The CBM4Scale study set out to design and implement a fundamentally new algorithm for representing and computing with sparse binary matrices, addressing a key performance bottleneck in Graph Neural Network (GNN) workloads. The result is the Compressed Binary Matrix (CBM) format and its associated matrix multiplication kernel, CBMM. Together, they offer an efficient alternative to traditional sparse formats by reducing memory usage and computational overhead, particularly in sparse-dense matrix operations that are central to GNN training and inference. By integrating CBM and CBMM into the PyTorch ecosystem, the project aims to enable significant performance gains in large-scale AI workloads running on current and future European HPC systems.

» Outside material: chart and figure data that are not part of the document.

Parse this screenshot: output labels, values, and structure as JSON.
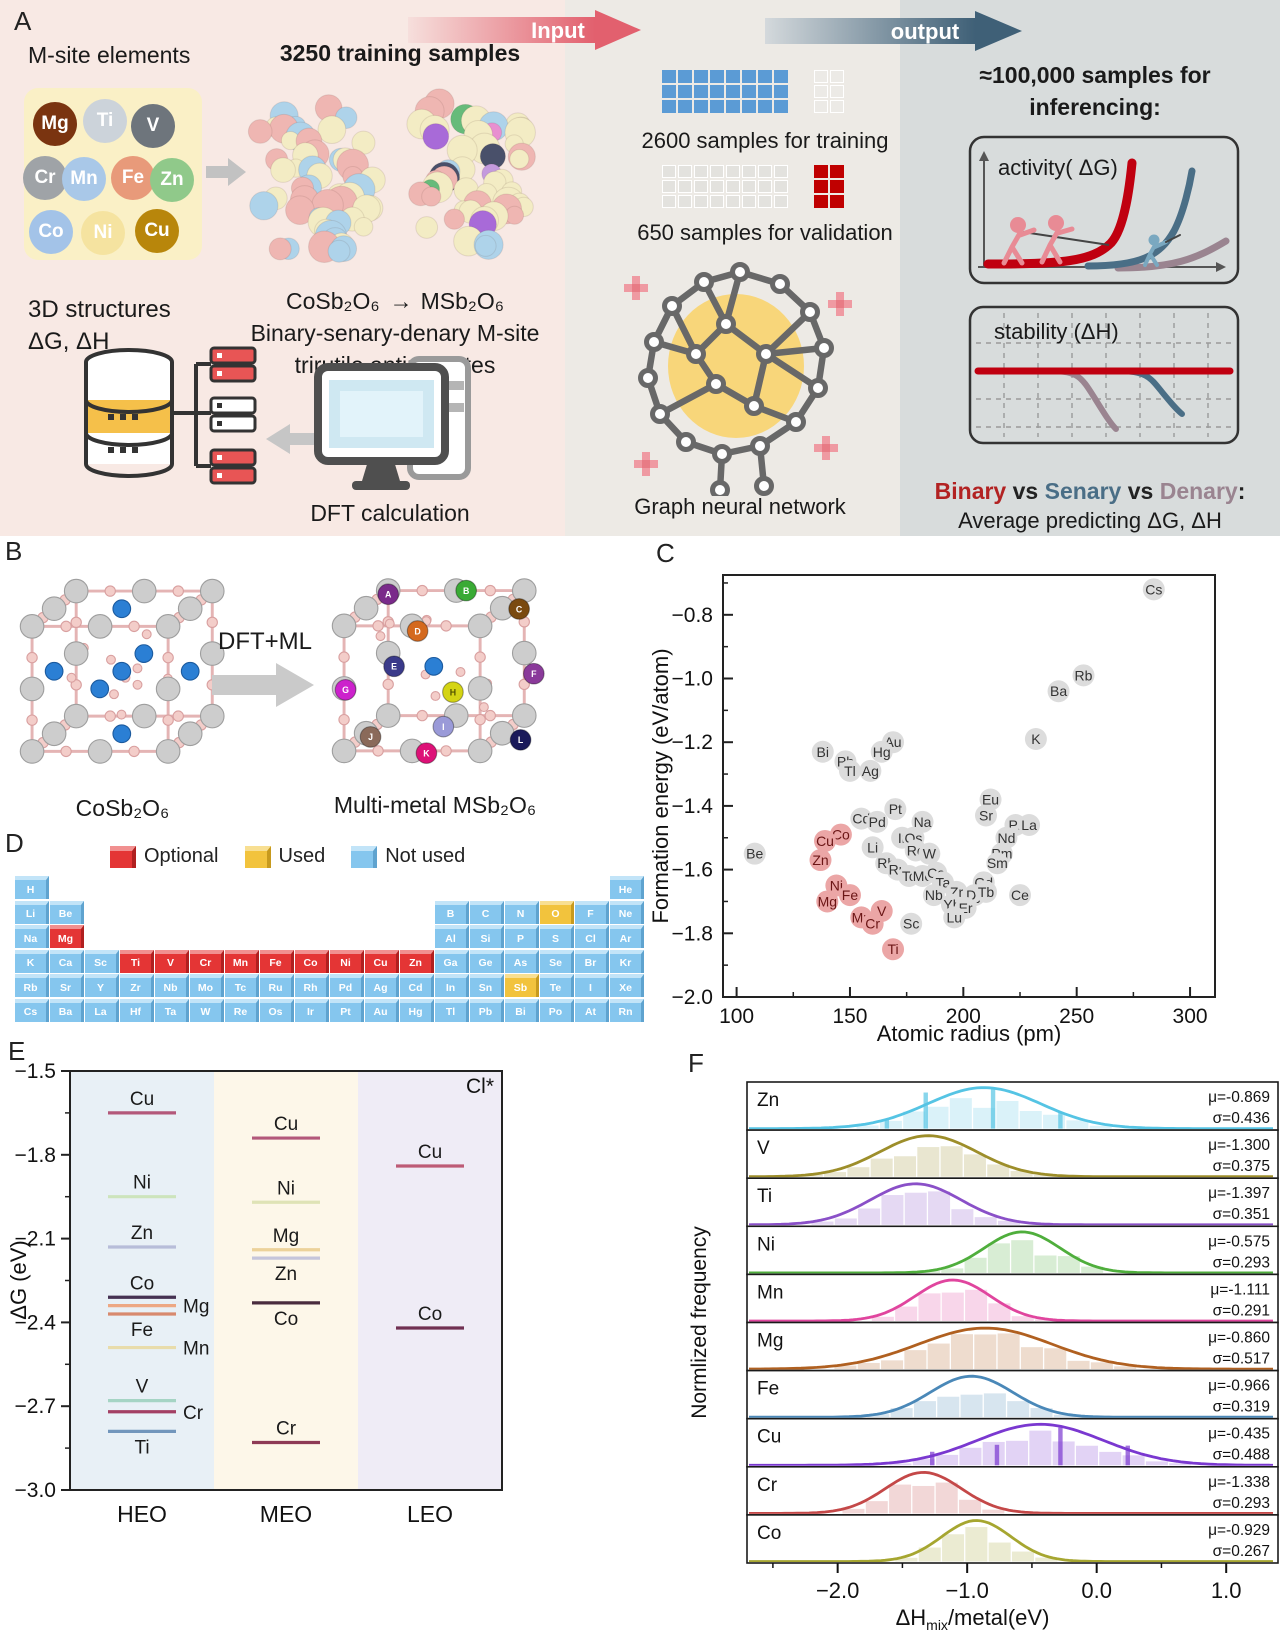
{
  "panel_labels": {
    "A": "A",
    "B": "B",
    "C": "C",
    "D": "D",
    "E": "E",
    "F": "F"
  },
  "panelA": {
    "input_arrow_label": "Input",
    "output_arrow_label": "output",
    "m_site_title": "M-site elements",
    "m_site_elements": [
      {
        "symbol": "Mg",
        "bg": "#7a3410"
      },
      {
        "symbol": "Ti",
        "bg": "#ccd3da"
      },
      {
        "symbol": "V",
        "bg": "#6e757c"
      },
      {
        "symbol": "Cr",
        "bg": "#9fa3a7"
      },
      {
        "symbol": "Mn",
        "bg": "#a9c8e8"
      },
      {
        "symbol": "Fe",
        "bg": "#e89a7a"
      },
      {
        "symbol": "Zn",
        "bg": "#90c98a"
      },
      {
        "symbol": "Co",
        "bg": "#a3c3e8"
      },
      {
        "symbol": "Ni",
        "bg": "#f5e3a0"
      },
      {
        "symbol": "Cu",
        "bg": "#b8860b"
      }
    ],
    "training_title": "3250 training samples",
    "formula_left": "CoSb₂O₆",
    "formula_arrow": "→",
    "formula_right": "MSb₂O₆",
    "training_sub1": "Binary-senary-denary M-site",
    "training_sub2": "trirutile antimonates",
    "structures_line1": "3D structures",
    "structures_line2": "ΔG, ΔH",
    "dft_label": "DFT calculation",
    "train_caption": "2600 samples for training",
    "val_caption": "650 samples for validation",
    "gnn_label": "Graph neural network",
    "inference_line1": "≈100,000 samples for",
    "inference_line2": "inferencing:",
    "activity_label": "activity( ΔG)",
    "stability_label": "stability (ΔH)",
    "compare_parts": [
      {
        "text": "Binary",
        "color": "#b22222"
      },
      {
        "text": " vs ",
        "color": "#222222"
      },
      {
        "text": "Senary",
        "color": "#4a6e86"
      },
      {
        "text": " vs ",
        "color": "#222222"
      },
      {
        "text": "Denary",
        "color": "#9a8490"
      },
      {
        "text": ":",
        "color": "#222222"
      }
    ],
    "compare_line2": "Average predicting  ΔG, ΔH"
  },
  "panelB": {
    "left_formula": "CoSb₂O₆",
    "arrow_label": "DFT+ML",
    "right_formula": "Multi-metal MSb₂O₆",
    "sites": [
      {
        "letter": "A",
        "color": "#7a2a8a",
        "tc": "#ffffff"
      },
      {
        "letter": "B",
        "color": "#3aaa35",
        "tc": "#ffffff"
      },
      {
        "letter": "C",
        "color": "#7a4a10",
        "tc": "#ffffff"
      },
      {
        "letter": "D",
        "color": "#d4691e",
        "tc": "#ffffff"
      },
      {
        "letter": "E",
        "color": "#3a3a8a",
        "tc": "#ffffff"
      },
      {
        "letter": "F",
        "color": "#8a3a9a",
        "tc": "#ffffff"
      },
      {
        "letter": "G",
        "color": "#cc22cc",
        "tc": "#ffffff"
      },
      {
        "letter": "H",
        "color": "#d4d414",
        "tc": "#555500"
      },
      {
        "letter": "I",
        "color": "#9a9ad8",
        "tc": "#ffffff"
      },
      {
        "letter": "J",
        "color": "#8a6a5a",
        "tc": "#ffffff"
      },
      {
        "letter": "K",
        "color": "#dd1177",
        "tc": "#ffffff"
      },
      {
        "letter": "L",
        "color": "#1a1a5a",
        "tc": "#ffffff"
      }
    ]
  },
  "panelD": {
    "legend": [
      {
        "label": "Optional",
        "type": "o"
      },
      {
        "label": "Used",
        "type": "u"
      },
      {
        "label": "Not used",
        "type": "n"
      }
    ],
    "rows": [
      [
        [
          "H",
          1,
          "n"
        ],
        [
          "He",
          18,
          "n"
        ]
      ],
      [
        [
          "Li",
          1,
          "n"
        ],
        [
          "Be",
          2,
          "n"
        ],
        [
          "B",
          13,
          "n"
        ],
        [
          "C",
          14,
          "n"
        ],
        [
          "N",
          15,
          "n"
        ],
        [
          "O",
          16,
          "u"
        ],
        [
          "F",
          17,
          "n"
        ],
        [
          "Ne",
          18,
          "n"
        ]
      ],
      [
        [
          "Na",
          1,
          "n"
        ],
        [
          "Mg",
          2,
          "o"
        ],
        [
          "Al",
          13,
          "n"
        ],
        [
          "Si",
          14,
          "n"
        ],
        [
          "P",
          15,
          "n"
        ],
        [
          "S",
          16,
          "n"
        ],
        [
          "Cl",
          17,
          "n"
        ],
        [
          "Ar",
          18,
          "n"
        ]
      ],
      [
        [
          "K",
          1,
          "n"
        ],
        [
          "Ca",
          2,
          "n"
        ],
        [
          "Sc",
          3,
          "n"
        ],
        [
          "Ti",
          4,
          "o"
        ],
        [
          "V",
          5,
          "o"
        ],
        [
          "Cr",
          6,
          "o"
        ],
        [
          "Mn",
          7,
          "o"
        ],
        [
          "Fe",
          8,
          "o"
        ],
        [
          "Co",
          9,
          "o"
        ],
        [
          "Ni",
          10,
          "o"
        ],
        [
          "Cu",
          11,
          "o"
        ],
        [
          "Zn",
          12,
          "o"
        ],
        [
          "Ga",
          13,
          "n"
        ],
        [
          "Ge",
          14,
          "n"
        ],
        [
          "As",
          15,
          "n"
        ],
        [
          "Se",
          16,
          "n"
        ],
        [
          "Br",
          17,
          "n"
        ],
        [
          "Kr",
          18,
          "n"
        ]
      ],
      [
        [
          "Rb",
          1,
          "n"
        ],
        [
          "Sr",
          2,
          "n"
        ],
        [
          "Y",
          3,
          "n"
        ],
        [
          "Zr",
          4,
          "n"
        ],
        [
          "Nb",
          5,
          "n"
        ],
        [
          "Mo",
          6,
          "n"
        ],
        [
          "Tc",
          7,
          "n"
        ],
        [
          "Ru",
          8,
          "n"
        ],
        [
          "Rh",
          9,
          "n"
        ],
        [
          "Pd",
          10,
          "n"
        ],
        [
          "Ag",
          11,
          "n"
        ],
        [
          "Cd",
          12,
          "n"
        ],
        [
          "In",
          13,
          "n"
        ],
        [
          "Sn",
          14,
          "n"
        ],
        [
          "Sb",
          15,
          "u"
        ],
        [
          "Te",
          16,
          "n"
        ],
        [
          "I",
          17,
          "n"
        ],
        [
          "Xe",
          18,
          "n"
        ]
      ],
      [
        [
          "Cs",
          1,
          "n"
        ],
        [
          "Ba",
          2,
          "n"
        ],
        [
          "La",
          3,
          "n"
        ],
        [
          "Hf",
          4,
          "n"
        ],
        [
          "Ta",
          5,
          "n"
        ],
        [
          "W",
          6,
          "n"
        ],
        [
          "Re",
          7,
          "n"
        ],
        [
          "Os",
          8,
          "n"
        ],
        [
          "Ir",
          9,
          "n"
        ],
        [
          "Pt",
          10,
          "n"
        ],
        [
          "Au",
          11,
          "n"
        ],
        [
          "Hg",
          12,
          "n"
        ],
        [
          "Tl",
          13,
          "n"
        ],
        [
          "Pb",
          14,
          "n"
        ],
        [
          "Bi",
          15,
          "n"
        ],
        [
          "Po",
          16,
          "n"
        ],
        [
          "At",
          17,
          "n"
        ],
        [
          "Rn",
          18,
          "n"
        ]
      ]
    ]
  },
  "chart_data": [
    {
      "id": "panel-c",
      "type": "scatter",
      "xlabel": "Atomic radius (pm)",
      "ylabel": "Formation energy (eV/atom)",
      "xlim": [
        94,
        311
      ],
      "ylim": [
        -2.0,
        -0.675
      ],
      "xticks": [
        100,
        150,
        200,
        250,
        300
      ],
      "yticks": [
        -0.8,
        -1.0,
        -1.2,
        -1.4,
        -1.6,
        -1.8,
        -2.0
      ],
      "point_color": "#dcdcdc",
      "highlight_color": "#eba6a6",
      "label_color": "#333333",
      "highlight_label_color": "#6b1515",
      "points": [
        [
          "Cs",
          284,
          -0.72,
          0
        ],
        [
          "Rb",
          253,
          -0.99,
          0
        ],
        [
          "Ba",
          242,
          -1.04,
          0
        ],
        [
          "K",
          232,
          -1.19,
          0
        ],
        [
          "Au",
          169,
          -1.2,
          0
        ],
        [
          "Hg",
          164,
          -1.23,
          0
        ],
        [
          "Bi",
          138,
          -1.23,
          0
        ],
        [
          "Pb",
          148,
          -1.26,
          0
        ],
        [
          "Tl",
          150,
          -1.29,
          0
        ],
        [
          "Ag",
          159,
          -1.29,
          0
        ],
        [
          "Eu",
          212,
          -1.38,
          0
        ],
        [
          "Pt",
          170,
          -1.41,
          0
        ],
        [
          "Sr",
          210,
          -1.43,
          0
        ],
        [
          "Cd",
          155,
          -1.44,
          0
        ],
        [
          "Pd",
          162,
          -1.45,
          0
        ],
        [
          "Na",
          182,
          -1.45,
          0
        ],
        [
          "Pr",
          223,
          -1.46,
          0
        ],
        [
          "La",
          229,
          -1.46,
          0
        ],
        [
          "Co",
          146,
          -1.49,
          1
        ],
        [
          "Cu",
          139,
          -1.51,
          1
        ],
        [
          "Ir",
          173,
          -1.5,
          0
        ],
        [
          "Os",
          178,
          -1.5,
          0
        ],
        [
          "Nd",
          219,
          -1.5,
          0
        ],
        [
          "Li",
          160,
          -1.53,
          0
        ],
        [
          "Re",
          179,
          -1.54,
          0
        ],
        [
          "W",
          185,
          -1.55,
          0
        ],
        [
          "Be",
          108,
          -1.55,
          0
        ],
        [
          "Pm",
          217,
          -1.55,
          0
        ],
        [
          "Sm",
          215,
          -1.58,
          0
        ],
        [
          "Zn",
          137,
          -1.57,
          1
        ],
        [
          "Rh",
          166,
          -1.58,
          0
        ],
        [
          "Ru",
          171,
          -1.6,
          0
        ],
        [
          "Tc",
          176,
          -1.62,
          0
        ],
        [
          "Mo",
          182,
          -1.62,
          0
        ],
        [
          "Ca",
          188,
          -1.61,
          0
        ],
        [
          "Ta",
          191,
          -1.64,
          0
        ],
        [
          "Gd",
          209,
          -1.64,
          0
        ],
        [
          "Ni",
          144,
          -1.65,
          1
        ],
        [
          "Fe",
          150,
          -1.68,
          1
        ],
        [
          "Nb",
          187,
          -1.68,
          0
        ],
        [
          "Zr",
          197,
          -1.67,
          0
        ],
        [
          "Dy",
          205,
          -1.68,
          0
        ],
        [
          "Tb",
          210,
          -1.67,
          0
        ],
        [
          "Ce",
          225,
          -1.68,
          0
        ],
        [
          "Mg",
          140,
          -1.7,
          1
        ],
        [
          "Yb",
          195,
          -1.71,
          0
        ],
        [
          "Er",
          201,
          -1.72,
          0
        ],
        [
          "V",
          164,
          -1.73,
          1
        ],
        [
          "Mn",
          155,
          -1.75,
          1
        ],
        [
          "Cr",
          160,
          -1.77,
          1
        ],
        [
          "Sc",
          177,
          -1.77,
          0
        ],
        [
          "Lu",
          196,
          -1.75,
          0
        ],
        [
          "Ti",
          169,
          -1.85,
          1
        ]
      ]
    },
    {
      "id": "panel-e",
      "type": "level_lines",
      "ylabel": "ΔG (eV)",
      "ylim": [
        -3.0,
        -1.5
      ],
      "yticks": [
        -1.5,
        -1.8,
        -2.1,
        -2.4,
        -2.7,
        -3.0
      ],
      "annotation": "Cl*",
      "groups": [
        {
          "name": "HEO",
          "band_color": "#e8f0f6",
          "levels": [
            {
              "el": "Cu",
              "v": -1.65,
              "color": "#b3587a",
              "pos": "above"
            },
            {
              "el": "Ni",
              "v": -1.95,
              "color": "#cde4bc",
              "pos": "above"
            },
            {
              "el": "Zn",
              "v": -2.13,
              "color": "#b7bdd9",
              "pos": "above"
            },
            {
              "el": "Co",
              "v": -2.31,
              "color": "#453152",
              "pos": "above"
            },
            {
              "el": "Mg",
              "v": -2.34,
              "color": "#eda884",
              "pos": "right"
            },
            {
              "el": "Fe",
              "v": -2.37,
              "color": "#d8896e",
              "pos": "below"
            },
            {
              "el": "Mn",
              "v": -2.49,
              "color": "#e8dcab",
              "pos": "right"
            },
            {
              "el": "V",
              "v": -2.68,
              "color": "#a5d4c4",
              "pos": "above"
            },
            {
              "el": "Cr",
              "v": -2.72,
              "color": "#a34064",
              "pos": "right"
            },
            {
              "el": "Ti",
              "v": -2.79,
              "color": "#7296bc",
              "pos": "below"
            }
          ]
        },
        {
          "name": "MEO",
          "band_color": "#fdf7e9",
          "levels": [
            {
              "el": "Cu",
              "v": -1.74,
              "color": "#b3587a",
              "pos": "above"
            },
            {
              "el": "Ni",
              "v": -1.97,
              "color": "#dfe3b6",
              "pos": "above"
            },
            {
              "el": "Mg",
              "v": -2.14,
              "color": "#ecd29a",
              "pos": "above"
            },
            {
              "el": "Zn",
              "v": -2.17,
              "color": "#c5c5db",
              "pos": "below"
            },
            {
              "el": "Co",
              "v": -2.33,
              "color": "#4a2c3e",
              "pos": "below"
            },
            {
              "el": "Cr",
              "v": -2.83,
              "color": "#8e3a55",
              "pos": "above"
            }
          ]
        },
        {
          "name": "LEO",
          "band_color": "#efecf6",
          "levels": [
            {
              "el": "Cu",
              "v": -1.84,
              "color": "#bd5b76",
              "pos": "above"
            },
            {
              "el": "Co",
              "v": -2.42,
              "color": "#703052",
              "pos": "above"
            }
          ]
        }
      ]
    },
    {
      "id": "panel-f",
      "type": "ridgeline",
      "xlabel_main": "ΔH",
      "xlabel_sub": "mix",
      "xlabel_rest": "/metal(eV)",
      "ylabel": "Normlized frequency",
      "xlim": [
        -2.7,
        1.4
      ],
      "xticks": [
        -2.0,
        -1.0,
        0.0,
        1.0
      ],
      "rows": [
        {
          "el": "Zn",
          "mu": -0.869,
          "sigma": 0.436,
          "color": "#55c4e4",
          "spikes": [
            [
              -1.62,
              0.22
            ],
            [
              -1.32,
              0.88
            ],
            [
              -0.8,
              1.0
            ],
            [
              -0.28,
              0.4
            ]
          ]
        },
        {
          "el": "V",
          "mu": -1.3,
          "sigma": 0.375,
          "color": "#9d8e2a",
          "spikes": []
        },
        {
          "el": "Ti",
          "mu": -1.397,
          "sigma": 0.351,
          "color": "#8a50c8",
          "spikes": []
        },
        {
          "el": "Ni",
          "mu": -0.575,
          "sigma": 0.293,
          "color": "#4fae3c",
          "spikes": []
        },
        {
          "el": "Mn",
          "mu": -1.111,
          "sigma": 0.291,
          "color": "#e0459e",
          "spikes": []
        },
        {
          "el": "Mg",
          "mu": -0.86,
          "sigma": 0.517,
          "color": "#b06020",
          "spikes": []
        },
        {
          "el": "Fe",
          "mu": -0.966,
          "sigma": 0.319,
          "color": "#4a88b8",
          "spikes": []
        },
        {
          "el": "Cu",
          "mu": -0.435,
          "sigma": 0.488,
          "color": "#7a38d0",
          "spikes": [
            [
              -1.27,
              0.33
            ],
            [
              -0.77,
              0.5
            ],
            [
              -0.28,
              0.92
            ],
            [
              0.24,
              0.48
            ]
          ]
        },
        {
          "el": "Cr",
          "mu": -1.338,
          "sigma": 0.293,
          "color": "#c44848",
          "spikes": []
        },
        {
          "el": "Co",
          "mu": -0.929,
          "sigma": 0.267,
          "color": "#a6a630",
          "spikes": []
        }
      ]
    }
  ]
}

The implementation is written in C++ with OpenMP and leverages Intel MKL and NVIDIA cuSPARSE to support both CPU and GPU platforms. It is designed for shared-memory architectures and supports multi-threading and SIMD operations. CBMM is fully compatible with PyTorch and its Autograd engine and can be used transparently with models based on Graph Convolutional Networks (GCN), GraphSAGE, and Graph Isomorphism Networks (GIN) during both training and inference. The full implementation is publicly available via the project’s GitHub repository at https://github.com/cbm4scale . Additional technical details are provided in a preprint at arxiv.org/abs/2409.02208 , and results will be presented at IPDPS 2025.


Solution

The CBM format addresses the challenge of efficiently representing binary matrices by encoding each row in terms of its differences (deltas) from another similar row within the same matrix. This is based on a minimal row-dependency tree, also known as an arborescence. The CBMM kernel performs sparse-dense matrix multiplication by traversing this tree structure, reusing intermediate results wherever possible. This allows the product to be computed using fewer scalar operations than the number of non-zero entries in the original matrix. The structure of the dependency tree also enables parallelism, which is exploited using OpenMP and CUDA streams for efficient execution on CPUs and GPUs.